Provides information on which stop words have been identified for all fields

Declaration

public Term[] GetStopWords()

Returns

Type	Description
Term[]	the stop words (as terms)

GetStopWords(string)

Provides information on which stop words have been identified for a field

Declaration

public string[] GetStopWords(string fieldName)

Parameters

Type	Name	Description
string	fieldName	The field for which stop words identified in "addStopWords" method calls will be returned

Returns

Type	Description
string[]	the stop words identified for a field

GetWrappedAnalyzer(string)

Retrieves the wrapped Lucene.Net.Analysis.Analyzer appropriate for analyzing the field with the given name

Declaration

protected override Analyzer GetWrappedAnalyzer(string fieldName)

Parameters

Type	Name	Description
string	fieldName	Name of the field which is to be analyzed

Returns

Type	Description
Analyzer	Lucene.Net.Analysis.Analyzer for the field with the given name. Assumed to be non-null

Overrides

AnalyzerWrapper.GetWrappedAnalyzer(string)

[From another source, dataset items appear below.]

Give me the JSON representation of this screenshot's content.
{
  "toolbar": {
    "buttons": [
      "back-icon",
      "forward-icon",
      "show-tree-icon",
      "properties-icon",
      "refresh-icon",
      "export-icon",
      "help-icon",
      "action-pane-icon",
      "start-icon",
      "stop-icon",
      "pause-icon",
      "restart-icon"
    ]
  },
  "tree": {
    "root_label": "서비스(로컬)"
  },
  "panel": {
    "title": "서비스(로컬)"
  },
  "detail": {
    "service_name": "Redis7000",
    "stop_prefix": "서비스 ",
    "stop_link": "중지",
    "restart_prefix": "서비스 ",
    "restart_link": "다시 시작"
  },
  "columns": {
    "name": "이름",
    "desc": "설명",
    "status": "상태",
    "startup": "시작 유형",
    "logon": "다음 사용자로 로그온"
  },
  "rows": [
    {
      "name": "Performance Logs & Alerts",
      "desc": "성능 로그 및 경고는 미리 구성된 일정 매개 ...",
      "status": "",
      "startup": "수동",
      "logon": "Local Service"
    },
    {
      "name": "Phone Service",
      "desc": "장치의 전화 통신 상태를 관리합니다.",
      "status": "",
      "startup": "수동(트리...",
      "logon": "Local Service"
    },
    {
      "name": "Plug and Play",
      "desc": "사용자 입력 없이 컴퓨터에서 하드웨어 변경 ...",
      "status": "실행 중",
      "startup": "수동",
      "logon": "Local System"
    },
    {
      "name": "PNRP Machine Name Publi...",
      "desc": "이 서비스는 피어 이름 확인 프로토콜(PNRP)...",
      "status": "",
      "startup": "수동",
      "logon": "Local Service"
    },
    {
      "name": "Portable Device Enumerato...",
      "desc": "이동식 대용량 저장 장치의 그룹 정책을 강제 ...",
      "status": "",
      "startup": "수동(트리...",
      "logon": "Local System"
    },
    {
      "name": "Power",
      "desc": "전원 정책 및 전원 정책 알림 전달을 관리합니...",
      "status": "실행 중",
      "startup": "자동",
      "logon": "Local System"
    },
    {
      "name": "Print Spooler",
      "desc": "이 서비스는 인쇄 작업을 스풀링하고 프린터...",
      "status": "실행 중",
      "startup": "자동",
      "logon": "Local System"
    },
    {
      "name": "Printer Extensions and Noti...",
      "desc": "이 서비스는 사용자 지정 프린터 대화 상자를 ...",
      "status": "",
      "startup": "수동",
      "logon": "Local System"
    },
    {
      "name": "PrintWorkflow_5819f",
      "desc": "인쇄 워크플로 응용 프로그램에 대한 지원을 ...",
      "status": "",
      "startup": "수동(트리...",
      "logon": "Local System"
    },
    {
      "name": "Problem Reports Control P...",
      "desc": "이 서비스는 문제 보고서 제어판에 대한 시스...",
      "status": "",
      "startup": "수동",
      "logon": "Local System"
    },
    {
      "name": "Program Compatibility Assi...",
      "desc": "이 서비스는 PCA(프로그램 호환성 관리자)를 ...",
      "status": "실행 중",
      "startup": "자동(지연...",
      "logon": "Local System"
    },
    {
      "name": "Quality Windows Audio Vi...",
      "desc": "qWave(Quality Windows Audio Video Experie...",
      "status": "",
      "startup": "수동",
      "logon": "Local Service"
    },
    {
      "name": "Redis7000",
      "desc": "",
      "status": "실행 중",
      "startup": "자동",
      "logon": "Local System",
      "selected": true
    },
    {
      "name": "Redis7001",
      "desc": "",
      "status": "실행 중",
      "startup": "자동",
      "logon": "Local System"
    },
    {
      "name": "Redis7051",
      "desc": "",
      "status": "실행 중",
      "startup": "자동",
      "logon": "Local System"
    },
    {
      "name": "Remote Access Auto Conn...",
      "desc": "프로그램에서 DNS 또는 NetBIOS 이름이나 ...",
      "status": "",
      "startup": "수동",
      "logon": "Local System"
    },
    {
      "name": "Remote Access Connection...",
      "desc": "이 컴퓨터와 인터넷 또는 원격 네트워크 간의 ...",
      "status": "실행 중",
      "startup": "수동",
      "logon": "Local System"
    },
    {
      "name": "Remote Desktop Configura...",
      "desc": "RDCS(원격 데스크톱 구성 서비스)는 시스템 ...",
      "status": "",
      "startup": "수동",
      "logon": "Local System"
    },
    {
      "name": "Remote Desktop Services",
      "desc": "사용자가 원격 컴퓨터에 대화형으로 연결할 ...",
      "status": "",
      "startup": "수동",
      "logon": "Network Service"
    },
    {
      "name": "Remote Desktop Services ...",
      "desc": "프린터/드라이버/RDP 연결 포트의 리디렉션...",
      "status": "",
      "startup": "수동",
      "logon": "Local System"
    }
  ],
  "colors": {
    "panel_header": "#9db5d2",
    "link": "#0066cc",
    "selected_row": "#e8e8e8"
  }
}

WrapComponents(string, TokenStreamComponents)

Wraps / alters the given Lucene.Net.Analysis.TokenStreamComponents, taken from the wrapped Lucene.Net.Analysis.Analyzer, to form new components. It is through this method that new Lucene.Net.Analysis.TokenFilters can be added by Lucene.Net.Analysis.AnalyzerWrappers. By default, the given components are returned.

Declaration

protected override TokenStreamComponents WrapComponents(string fieldName, TokenStreamComponents components)

Parameters

Type	Name	Description
string	fieldName	Name of the field which is to be analyzed
TokenStreamComponents	components	Lucene.Net.Analysis.TokenStreamComponents taken from the wrapped Lucene.Net.Analysis.Analyzer

Returns

Type	Description
TokenStreamComponents	Wrapped / altered Lucene.Net.Analysis.TokenStreamComponents.

Overrides

AnalyzerWrapper.WrapComponents(string, TokenStreamComponents)

Implements

IDisposable